Пруст не просто поднял жизнь сознания до высот искусства, но интуитивно
постиг ряд законов деятельности сознания, открытых наукой значительно позже.
Романы Пруста - великолепные иллюстрации сложнейших механизмов работы
человеческой памяти, всплывания на поверхность сознания огромных пластов
воспоминаний, инициированных ломтиком мадленки, цветом камня, давно
слышанной мелодией... Как писал сам Пруст, "весь Комбре и его окрестности -
все, что наделено формой и обладает плотностью, - город и сады, - всплыло у
меня из чашки с чаем":
...То, что ворочается внутри меня, - это, конечно, образ, впечатление;
неотделимое от вкуса чая, вслед за ним оно пытается всплыть из глубин
памяти. Но оно шевельнулось во мне слишком далеко, слишком смутно: я едва
различаю тусклый отсвет, в который сливается неуловимый вихрь взбаламученных
цветов, но не могу разглядеть форму и попросить ее, словно незаменимого
толкователя, перевести мне свидетельства ее современника и неразлучного
спутника - вкуса; объяснить, с каким именно обстоятельством в прошлом, с
каким временем он связан.
Пробьется ли наверх это воспоминание, этот миг былого, притянутый
подобным ему мигом из такой дальней дали, растревоженный, поднятый со дна
души, - достигнет ли он моего сознания? Не знаю. Вот я уже ничего не
чувствую, воспоминание застряло в пути, быть может, вновь ушло вглубь: как
знать, возникнет ли оно опять? Снова и снова я пытаю себя, снова и снова
приступаюсь к нему. Но всякий раз слабость, отвращающая нас от трудного
дела, значительного начинания, убеждала меня не заниматься этим, а пить чай,
спокойно размышляя о сегодняшних незадачах и замыслах на завтра, - ведь эту
жвачку можно пережевывать бесконечно.
594
И вдруг воспоминание пришло ко мне. Этот вкус напомнил мне о ломтике
мадленки, которым в Комбре каждое воскресное утро (я оставался дома до
начала мессы) потчевала меня, обмакнув его в чай или в липовый настой, тетя
Леония, когда я заходил к ней в спальню поздороваться.
Но даже когда от далекого прошлого ничего не осталось, когда люди
умерли, а предметы разрушились, лишь запах и вкус - хрупкие, но живучие,
почти бесплотные, зато стойкие и неотвязные, долго еще витают над
развалинами, словно души умерших, напоминая, ожидая, надеясь; и они-то -
едва ощутимые крохи - не колеблясь, несут на себе всю громаду воспоминания.
Но Пруст не просто демонстратор психологии, механизмов памяти, но ее
философ, аналитик, идущий от ощущений и чувств к абстракциям, добывающий
истины из внутренних переживаний. Затворничество, "скорлупа" Хайдеггера,
отгороженность от мира - средства не только обостренной восприимчивости, но
и обращения чувств в глубокие истины, в понимание природы движущих сил
человека.
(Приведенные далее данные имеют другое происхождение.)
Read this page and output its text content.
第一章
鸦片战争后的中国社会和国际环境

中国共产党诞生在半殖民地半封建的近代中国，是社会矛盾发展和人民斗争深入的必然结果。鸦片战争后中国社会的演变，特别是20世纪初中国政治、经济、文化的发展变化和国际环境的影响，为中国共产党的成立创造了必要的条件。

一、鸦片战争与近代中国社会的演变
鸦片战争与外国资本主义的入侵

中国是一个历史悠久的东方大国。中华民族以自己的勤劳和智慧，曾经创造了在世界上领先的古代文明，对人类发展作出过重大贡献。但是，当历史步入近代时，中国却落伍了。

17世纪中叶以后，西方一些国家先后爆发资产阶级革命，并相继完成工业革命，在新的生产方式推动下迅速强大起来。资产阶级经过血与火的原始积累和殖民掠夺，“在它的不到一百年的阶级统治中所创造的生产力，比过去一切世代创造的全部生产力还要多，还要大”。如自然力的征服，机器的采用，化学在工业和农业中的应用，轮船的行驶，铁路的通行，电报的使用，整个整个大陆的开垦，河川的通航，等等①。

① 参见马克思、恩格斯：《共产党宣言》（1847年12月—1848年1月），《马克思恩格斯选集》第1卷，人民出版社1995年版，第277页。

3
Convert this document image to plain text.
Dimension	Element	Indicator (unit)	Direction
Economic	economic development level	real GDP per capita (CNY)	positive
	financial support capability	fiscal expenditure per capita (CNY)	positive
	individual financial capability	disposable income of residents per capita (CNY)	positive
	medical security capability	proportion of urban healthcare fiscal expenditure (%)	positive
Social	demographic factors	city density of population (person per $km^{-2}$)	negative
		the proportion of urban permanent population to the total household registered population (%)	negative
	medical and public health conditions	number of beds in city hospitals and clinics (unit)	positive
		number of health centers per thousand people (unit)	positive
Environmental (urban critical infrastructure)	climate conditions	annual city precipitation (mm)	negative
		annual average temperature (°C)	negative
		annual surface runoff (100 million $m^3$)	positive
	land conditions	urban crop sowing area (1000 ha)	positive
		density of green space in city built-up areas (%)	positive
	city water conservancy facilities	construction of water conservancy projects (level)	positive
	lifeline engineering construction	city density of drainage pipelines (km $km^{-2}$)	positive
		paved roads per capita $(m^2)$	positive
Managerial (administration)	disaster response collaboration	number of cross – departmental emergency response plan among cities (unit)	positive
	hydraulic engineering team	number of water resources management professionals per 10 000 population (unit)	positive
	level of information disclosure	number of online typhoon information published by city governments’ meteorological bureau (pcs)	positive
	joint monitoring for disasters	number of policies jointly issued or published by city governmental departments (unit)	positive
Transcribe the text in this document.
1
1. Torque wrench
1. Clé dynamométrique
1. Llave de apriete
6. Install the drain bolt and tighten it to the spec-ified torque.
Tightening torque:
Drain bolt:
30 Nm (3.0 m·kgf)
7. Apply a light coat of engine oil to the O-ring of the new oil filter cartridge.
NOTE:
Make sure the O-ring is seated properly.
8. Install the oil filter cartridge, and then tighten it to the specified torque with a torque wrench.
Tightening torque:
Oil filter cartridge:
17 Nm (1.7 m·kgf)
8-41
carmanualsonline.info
Муки, рожденные смертью Альбертины, "плодотворны" в том смысле,
что "обогащают" страдальца:
Мне было невыносимо жаль ее и вместе с тем стыдно оттого, что я еще
жив. И, когда горе утихало, мне случалось думать, что чем-то ее смерть
обогатила меня: ведь женщина приносит нам больше пользы, когда причиняет
страдание, чем когда делает нас счастливыми; и нет такой женщины, обладание
которой было бы важнее обладания истинами, которые она открывает, причиняя
нам боль ("Исчезнувшая Аль-бертина").
Переживание чувств и связей между людьми рождает в герое целую
социальную философию "другого": "Человек - существо, которое не может
отрешиться от себя, которое знает других только преломленными сквозь него;
утверждая нечто противоположное, он, попросту говоря, лжет".
Анализ чувства любви и связанных с ней страданий "не помогает нам
познать истинную природу вещей, вернее, истинную природу того, кто стал для
нас незаменим": "Она лишь пробуждает в нас жажду - а иногда и создает
иллюзию - такого познания".
Разумеется, способность чувствовать, присущая другим, неизвестна нам,
но, как правило, мы даже не ведаем о том, что она нам неизвестна, поскольку
чужая способность чувствовать нам безразлична.
595
Способность "заглянуть за пределы видимого" включала в себя
необыкновенную наблюдательность, остроту памяти и аналитичность ума в
сочетании с психологичностью:
Я мог ужинать в гостях и не видеть тех, кто сидел рядом со мной, потому
что, когда я смотрел на них, мой взгляд проникал внутрь. В конечном счете,
собирая воедино наблюдения, сделанные за ужином, из набросков я получал
рисунок, представляющий собой некую совокупность психологических законов,
причем то, что хотел сказать сам гость, тут не имело большого значения.
Еще одна уникальная способность Пруста, не имеющая себе равных,
заключалась в умении извлекать радость жизни из собственного сознания,
памяти о безвозвратно минувшем. Он не просто творил "из себя", но превращал
процесс творчества в удовольствие, в счастье, замещающее "утраченное время",
живые наслаждения жизни, утехи, ставшие недоступными из-за болезни. Даже
самые тягостные переживания он пытался превратить в скрепы воздвигаемого
здания романа-собора или, по крайней мере, сделать источником бесценного
опыта художника и человека. Выходящее из-под его пера не только делало его
умуд-ренней, но и счастливей "в том смысле, что для тех, кому отказано во
многих человеческих радостях, [творимая книга] будет источником радостей,
пока еще им доступных".
Чем дальше мы продвигаемся в освоении Пруста, тем яснее видим: вопреки
общепринятому мнению, радость - один из лейтмотивов в творчестве этого
страдальца. И в свой смертный час, смирясь с неизбежным, он все еще
помышляет о ней. Воспоминание о радости, само по себе в какой-то мере
отрадное, добавляет в его горе капельку счастья. Этим счастьем, о котором
все чаще и чаще нам предстоит вести речь в ходе наших изысканий, Марсель
Пруст обязан литературе - в первую очередь своей. За несколько недель до
смерти он писал Гастону Галлимару:
Другие могут наслаждаться целым миром - и я рад за них. Но сам я лишен
движения, слов, мыслей, простого облегчения от утихшей наконец боли.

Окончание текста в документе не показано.